CpFlatNormalizationTask

CpFlatNormalizationTask determines the scaling factor to apply to each exposure/detector set when constructing the final flat field.

Processing summary

CpFlatNormalizationTask runs these operations:

  1. Combine the set of background measurements for all input exposures for all detectors into a matrix B[exposure, detector].
  2. Iteratively solve for two vectors E[exposure] and G[detector] whose Cartesian product are the best fit to B[exposure, detector].

Python API summary

from lsst.cp.pipe.cpFlatNormTask import CpFlatNormalizationTask
classCpFlatNormalizationTask(*, config: Optional[PipelineTaskConfig] = None, log: Optional[Union[logging.Logger, LsstLogAdapter]] = None, initInputs: Optional[Dict[str, Any]] = None, **kwargs)

Rescale merged flat frames to remove unequal screen illumination...

attributeconfig

Access configuration fields and retargetable subtasks.

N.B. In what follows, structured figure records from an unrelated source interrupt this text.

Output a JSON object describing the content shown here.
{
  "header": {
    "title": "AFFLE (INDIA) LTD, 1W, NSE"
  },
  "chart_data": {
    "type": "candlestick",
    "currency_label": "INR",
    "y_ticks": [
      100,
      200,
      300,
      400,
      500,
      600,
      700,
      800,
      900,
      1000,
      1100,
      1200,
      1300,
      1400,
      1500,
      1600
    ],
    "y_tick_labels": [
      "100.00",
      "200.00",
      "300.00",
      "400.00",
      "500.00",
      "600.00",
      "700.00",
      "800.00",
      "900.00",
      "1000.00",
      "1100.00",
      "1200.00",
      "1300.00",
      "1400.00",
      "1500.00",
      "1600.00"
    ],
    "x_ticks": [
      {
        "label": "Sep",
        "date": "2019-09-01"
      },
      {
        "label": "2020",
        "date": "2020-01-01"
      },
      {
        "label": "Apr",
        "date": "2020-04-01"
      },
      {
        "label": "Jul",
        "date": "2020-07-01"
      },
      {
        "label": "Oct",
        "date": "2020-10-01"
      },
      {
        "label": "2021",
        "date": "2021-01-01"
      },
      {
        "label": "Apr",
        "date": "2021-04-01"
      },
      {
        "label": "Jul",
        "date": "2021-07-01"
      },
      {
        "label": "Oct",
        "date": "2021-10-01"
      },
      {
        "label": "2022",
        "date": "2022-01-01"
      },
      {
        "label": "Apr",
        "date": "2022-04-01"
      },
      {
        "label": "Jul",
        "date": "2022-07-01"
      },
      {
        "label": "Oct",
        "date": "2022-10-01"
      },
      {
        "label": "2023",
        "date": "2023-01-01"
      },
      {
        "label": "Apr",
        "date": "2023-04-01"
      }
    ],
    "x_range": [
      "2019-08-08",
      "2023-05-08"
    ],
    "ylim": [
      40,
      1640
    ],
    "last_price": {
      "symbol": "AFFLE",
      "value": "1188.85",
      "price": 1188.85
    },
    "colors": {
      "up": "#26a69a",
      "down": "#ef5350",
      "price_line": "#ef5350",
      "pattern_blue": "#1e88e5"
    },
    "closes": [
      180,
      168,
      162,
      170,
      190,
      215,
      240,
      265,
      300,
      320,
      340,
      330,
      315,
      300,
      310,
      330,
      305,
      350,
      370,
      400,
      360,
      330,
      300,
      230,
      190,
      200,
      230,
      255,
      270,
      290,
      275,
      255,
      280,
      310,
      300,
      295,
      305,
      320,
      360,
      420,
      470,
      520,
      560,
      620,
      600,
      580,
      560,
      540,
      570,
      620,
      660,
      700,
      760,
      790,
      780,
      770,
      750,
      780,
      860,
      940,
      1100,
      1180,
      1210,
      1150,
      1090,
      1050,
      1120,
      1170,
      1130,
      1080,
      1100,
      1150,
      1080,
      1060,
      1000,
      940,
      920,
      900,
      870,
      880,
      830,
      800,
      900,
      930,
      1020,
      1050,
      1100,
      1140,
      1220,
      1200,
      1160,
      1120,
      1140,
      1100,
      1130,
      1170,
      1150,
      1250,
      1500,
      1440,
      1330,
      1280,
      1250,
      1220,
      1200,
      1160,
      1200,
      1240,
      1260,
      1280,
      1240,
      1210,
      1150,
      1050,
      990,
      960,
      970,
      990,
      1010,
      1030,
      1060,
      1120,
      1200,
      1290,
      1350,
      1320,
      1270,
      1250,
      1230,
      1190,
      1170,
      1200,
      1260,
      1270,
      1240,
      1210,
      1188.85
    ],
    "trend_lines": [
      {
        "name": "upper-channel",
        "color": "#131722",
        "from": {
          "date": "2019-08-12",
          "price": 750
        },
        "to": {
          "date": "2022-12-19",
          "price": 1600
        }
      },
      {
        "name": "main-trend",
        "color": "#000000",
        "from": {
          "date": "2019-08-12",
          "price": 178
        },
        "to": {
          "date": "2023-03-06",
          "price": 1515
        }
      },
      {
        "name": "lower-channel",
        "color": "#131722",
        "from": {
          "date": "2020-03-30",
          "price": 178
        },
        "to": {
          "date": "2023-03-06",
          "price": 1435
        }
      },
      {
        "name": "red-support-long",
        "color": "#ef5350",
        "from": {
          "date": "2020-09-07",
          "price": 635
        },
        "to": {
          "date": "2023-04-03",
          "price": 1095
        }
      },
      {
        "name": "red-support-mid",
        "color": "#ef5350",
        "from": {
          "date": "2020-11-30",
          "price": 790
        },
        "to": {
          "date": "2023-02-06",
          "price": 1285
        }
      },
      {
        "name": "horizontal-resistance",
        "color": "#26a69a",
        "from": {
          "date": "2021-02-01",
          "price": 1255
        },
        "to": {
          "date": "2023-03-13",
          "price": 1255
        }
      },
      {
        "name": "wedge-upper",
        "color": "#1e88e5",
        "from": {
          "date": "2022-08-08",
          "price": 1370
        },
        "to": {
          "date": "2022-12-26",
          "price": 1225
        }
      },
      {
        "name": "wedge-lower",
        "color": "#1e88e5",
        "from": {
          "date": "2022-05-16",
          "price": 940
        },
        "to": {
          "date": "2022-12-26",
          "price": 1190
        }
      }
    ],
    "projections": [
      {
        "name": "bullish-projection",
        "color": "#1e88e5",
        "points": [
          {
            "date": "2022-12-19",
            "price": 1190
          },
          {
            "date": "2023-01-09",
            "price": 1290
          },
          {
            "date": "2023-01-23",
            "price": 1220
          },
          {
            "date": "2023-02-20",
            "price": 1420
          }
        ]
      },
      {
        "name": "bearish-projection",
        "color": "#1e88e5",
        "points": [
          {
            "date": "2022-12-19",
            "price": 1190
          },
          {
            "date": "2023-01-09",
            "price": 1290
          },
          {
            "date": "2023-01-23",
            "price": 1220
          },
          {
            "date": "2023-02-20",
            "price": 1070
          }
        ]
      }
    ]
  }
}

methodrun(inputMDs, inputDims, camera)

Normalize FLAT exposures to a consistent level...

See also

See the CpFlatNormalizationTask API reference for complete details.

Retargetable subtasks

No subtasks.

Configuration fields

connections

Data type
lsst.pipe.base.config.Connections
Field type
ConfigField
Configurations describing the connections of the PipelineTask to datatypes

level

Default
'DETECTOR'
Field type
str ChoiceField (optional)
Choices
'DETECTOR'
Correct using full detector statistics.
'AMP'
Correct using individual amplifiers.
None
Field is optional
Which level to apply normalizations.

saveLogOutput

Default
True
Field type
bool Field
Flag to enable/disable saving of log output for a task, enabled by default.

saveMetadata

Default
True
Field type
bool Field
Flag to enable/disable metadata saving for a task, enabled by default.

scaleMaxIter

Default
10
Field type
int Field
Max number of iterations to use in scale solver.